We spent all night with police and crime watch volunteers and found a small, but dedicated, cadre of neighborhood residents and officers out to prove they own the streets of Dallas after dark.
Make no mistake, crime has driven some families from the neighborhood but Dallas police, buoyed by strong support from some neighborhood leaders and crime watch groups, are already seeing some improvements.
“When we say, 'this area's changed,' the area has changed, but it has some problems still,” said Lt. Charles Epperson.
People are standing up by getting involved.
Long after midnight, Kimberly Stanley greets guests and walks every inch of her property, making sure there are no problems or problem people.
“We're looking for mainly doors open, noise, rooms that you know have not been rented," she said.
Stanley is the kind of property manager police like to see. Other places with less conscientious owners and managers are full of problems.
“Drug possession, prostitution, stuff like that,” Epperson said. “We've had to correct some behaviors up here.”
What has to happen for greater improvement is for owners to take Kimberly Stanley's tough stand against law violators.
“We have rules here,” she told us. “Everybody is to follow by the rules, or they check out.”

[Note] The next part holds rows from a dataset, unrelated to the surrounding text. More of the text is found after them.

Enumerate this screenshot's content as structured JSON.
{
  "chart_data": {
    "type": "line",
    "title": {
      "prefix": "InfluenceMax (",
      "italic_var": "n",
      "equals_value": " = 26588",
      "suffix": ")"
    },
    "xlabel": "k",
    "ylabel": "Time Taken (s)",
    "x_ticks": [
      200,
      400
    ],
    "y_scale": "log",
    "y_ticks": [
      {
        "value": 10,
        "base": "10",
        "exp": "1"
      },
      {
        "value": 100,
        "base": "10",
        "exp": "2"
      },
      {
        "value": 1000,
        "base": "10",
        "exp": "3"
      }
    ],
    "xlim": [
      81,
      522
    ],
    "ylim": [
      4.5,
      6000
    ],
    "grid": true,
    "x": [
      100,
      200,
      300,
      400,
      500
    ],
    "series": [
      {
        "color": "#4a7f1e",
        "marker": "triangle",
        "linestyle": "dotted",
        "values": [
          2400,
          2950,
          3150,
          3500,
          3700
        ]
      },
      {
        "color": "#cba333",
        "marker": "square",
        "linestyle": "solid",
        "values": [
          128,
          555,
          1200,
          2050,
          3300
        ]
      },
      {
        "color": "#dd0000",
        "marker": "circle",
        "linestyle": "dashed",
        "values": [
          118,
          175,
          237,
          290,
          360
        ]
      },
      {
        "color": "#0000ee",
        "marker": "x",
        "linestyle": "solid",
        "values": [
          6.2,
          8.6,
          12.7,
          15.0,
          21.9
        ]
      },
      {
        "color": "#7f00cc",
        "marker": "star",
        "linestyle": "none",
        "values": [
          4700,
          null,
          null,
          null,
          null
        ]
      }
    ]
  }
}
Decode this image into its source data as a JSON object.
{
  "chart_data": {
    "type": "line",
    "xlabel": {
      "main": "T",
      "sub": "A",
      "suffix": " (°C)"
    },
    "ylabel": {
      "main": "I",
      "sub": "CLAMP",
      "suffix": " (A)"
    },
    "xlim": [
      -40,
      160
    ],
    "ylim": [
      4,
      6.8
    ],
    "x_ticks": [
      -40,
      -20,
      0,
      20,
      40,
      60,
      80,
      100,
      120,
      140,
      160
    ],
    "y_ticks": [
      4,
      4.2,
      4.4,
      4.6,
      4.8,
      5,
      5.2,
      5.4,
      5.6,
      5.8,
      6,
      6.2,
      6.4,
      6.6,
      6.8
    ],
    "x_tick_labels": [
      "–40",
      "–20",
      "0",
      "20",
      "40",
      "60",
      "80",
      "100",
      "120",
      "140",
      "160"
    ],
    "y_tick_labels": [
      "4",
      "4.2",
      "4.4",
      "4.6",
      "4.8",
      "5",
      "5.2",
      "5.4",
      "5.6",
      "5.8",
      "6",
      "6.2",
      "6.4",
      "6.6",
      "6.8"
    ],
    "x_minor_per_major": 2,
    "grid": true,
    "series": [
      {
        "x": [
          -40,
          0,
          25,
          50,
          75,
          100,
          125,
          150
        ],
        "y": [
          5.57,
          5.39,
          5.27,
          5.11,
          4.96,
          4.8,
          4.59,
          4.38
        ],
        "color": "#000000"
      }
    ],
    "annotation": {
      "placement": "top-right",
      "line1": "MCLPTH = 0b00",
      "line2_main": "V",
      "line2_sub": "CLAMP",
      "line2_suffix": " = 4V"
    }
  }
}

Residents like Ted Burns and James Leak, Sr. are also serious about crime fighting and their crime watch patrols.
For Leak, it starts at his home.
“When I walk up on the porch, my light comes on," he explained, walking us through his home. “We try to have everything secured, try to live peacefully.”
Leak has lived peacefully in Pleasant Grove for 39 years and raised a family here. Over time, some neighbors left, fed up with break-ins and robberies, but Leak refuses to go anywhere.
“I could have moved away, but I chose not to,” he said. “You are not going to run me out of my home.”
Midnight to morning, you hear that often from long time residents who, like lifetime resident Darlene Calderilla, have decided Pleasant Grove and the homes are worth fighting for.
“This is my life right here," she said. "Why should I have to move when this is where I live? These are my roots here. If I see a crime I'm going to report it. I work too hard. I'm not afraid. I'm not worried.”
If there's an edge in their voices, crime put it there.
They are the salt of Pleasant Grove, tired of criminals spoiling the meal. However, the truth is, salt in Pleasant Grove, like everywhere else, is much too rare a commodity.
“Getting people involved, that’s our biggest problem," said crime watch leader Ted Burns. "People want to complain, but they don't want to do anything."
That's too bad, because Dallas police and crime watch leaders believe things are improving. Crime is still here, especially overnight, but it is not as overwhelming.
That helps Ted Burns, Kimberly Stanley, James Leak, Darlene Calderilla, Dallas police and all the others who believe in Pleasant Grove to stay optimistic.
If anything, the oasis they have created around them has taught them two things are needed to hold onto a neighborhood in Dallas after dark: Stand up for what's yours and your neighbors, and treat people with respect.